Papiertiger beißt Punk

Immer haben die Berliner Maoisten Ärger mit der Punkmusik. Nachdem schon 1997 ein Mitglied des RIM-Ablegers Revolutionäre Kommunisten mehrere Monate in Untersuchungshaft verbringen mußte, weil er auf einer Demonstration das Lied "Deutschland" der Punkband Slime abgespielt haben soll, sitzt seit dem 1. Mai 1999 seine Gesinnungsgenossin Nuran Ayten wegen des gleichen Delikts im Gefängnis. Sie wurde unmittelbar nach der maoistisch dominierten 1. Mai-Demo 1999 in Kreuzberg festgenommen. Die Anklage allerdings bezog sich auf die Mai-Demo von 1994, die von Kreuzberg zum Brandenburger Tor geführt hatte.

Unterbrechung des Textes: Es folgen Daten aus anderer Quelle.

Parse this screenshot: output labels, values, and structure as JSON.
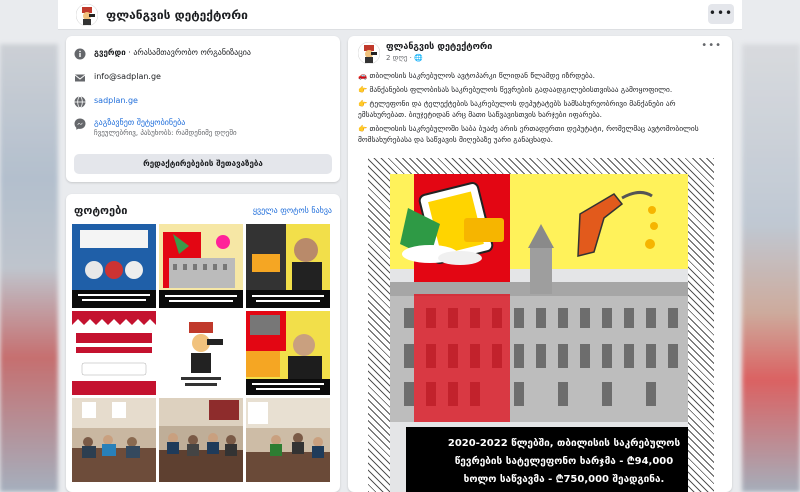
{
  "page": {
    "name": "ფლანგვის დეტექტორი"
  },
  "about": {
    "category_label": "გვერდი",
    "category_value": "არასამთავრობო ორგანიზაცია",
    "email": "info@sadplan.ge",
    "website": "sadplan.ge",
    "messenger_label": "გაგზავნეთ შეტყობინება",
    "messenger_sub": "ჩვეულებრივ, პასუხობს: რამდენიმე დღეში",
    "edit_button": "რედაქტირებების შეთავაზება"
  },
  "photos": {
    "title": "ფოტოები",
    "see_all": "ყველა ფოტოს ნახვა"
  },
  "post": {
    "author": "ფლანგვის დეტექტორი",
    "time": "2 დღე · ",
    "paragraphs": [
      "🚗 თბილისის საკრებულოს ავტოპარკი წლიდან წლამდე იზრდება.",
      "👉 მანქანების ფლობისას საკრებულოს წევრების გადაადგილებისთვისაა გამოყოფილი.",
      "👉 ტელეფონი და ტელექტების საკრებულოს დეპუტატებს სამსახურეობრივი მანქანები არ ემსახურებათ. ბიუჯეტიდან არც მათი საწვავისთვის ხარჯები იფარება.",
      "👉 თბილისის საკრებულოში საბა ბუაძე არის ერთადერთი დეპუტატი, რომელმაც ავტომობილის მომსახურებასა და საწვავის მიღებაზე უარი განაცხადა."
    ],
    "image_caption": [
      "2020-2022 წლებში, თბილისის საკრებულოს",
      "წევრების სატელეფონო ხარჯმა - ₾94,000",
      "ხოლო საწვავმა - ₾750,000 შეადგინა."
    ]
  },
  "colors": {
    "brand_red": "#e30613",
    "link_blue": "#216fdb",
    "button_gray": "#e4e6eb"
  }
}
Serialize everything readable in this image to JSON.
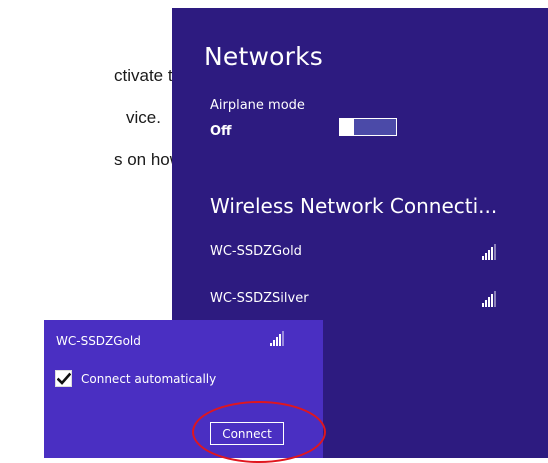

Damals griff die Polizei ein, nachdem der Slime-Song über den Lautsprecherwagen abgespielt worden war. Nuran Ayten sollte als Demoverantwortliche wegen "Verunglimpfung des Staates und seiner Symbole" und wegen "Volksverhetzung" zur Rechenschaft gezogen werden. Wegen krankheitsbedingter Verhandlungsunfähigkeit der Angeklagten mußte der Prozeß 1995 ausgesetzt werden. Trotz ärztlicher Bescheinigungen erließ der Richter aber ohne Wissen der Angeklagten einen Haftbehl, der nun mit vierjähriger Verzögerung vollstreckt wurde. Die Rote Hilfe weist darauf hin, daß Nuran Ayten die gesamte Zeit über bei politischen Aktionen in der Öffentlichkeit präsent war. So habe sie noch kurz vor dem 1. Mai an einer von der Kreuzberger Polizeidirektion organisierten Podiumsdiskussion teilgenommen und sich unter den Augen von circa 50 anwesenden Polizeibeamten zu Wort gemeldet. Trotz dieser für eine Prozeßflüchtige eher untypischen Verhaltensweise weigerte sich der Richter Brüning, den Haftbehl gegen Kaution außer Kraft zu setzen. An drei Verhandlungstagen soll in dieser und der nächsten Woche gegen Nuran Ayten vor dem Berliner Landgericht verhandelt werden.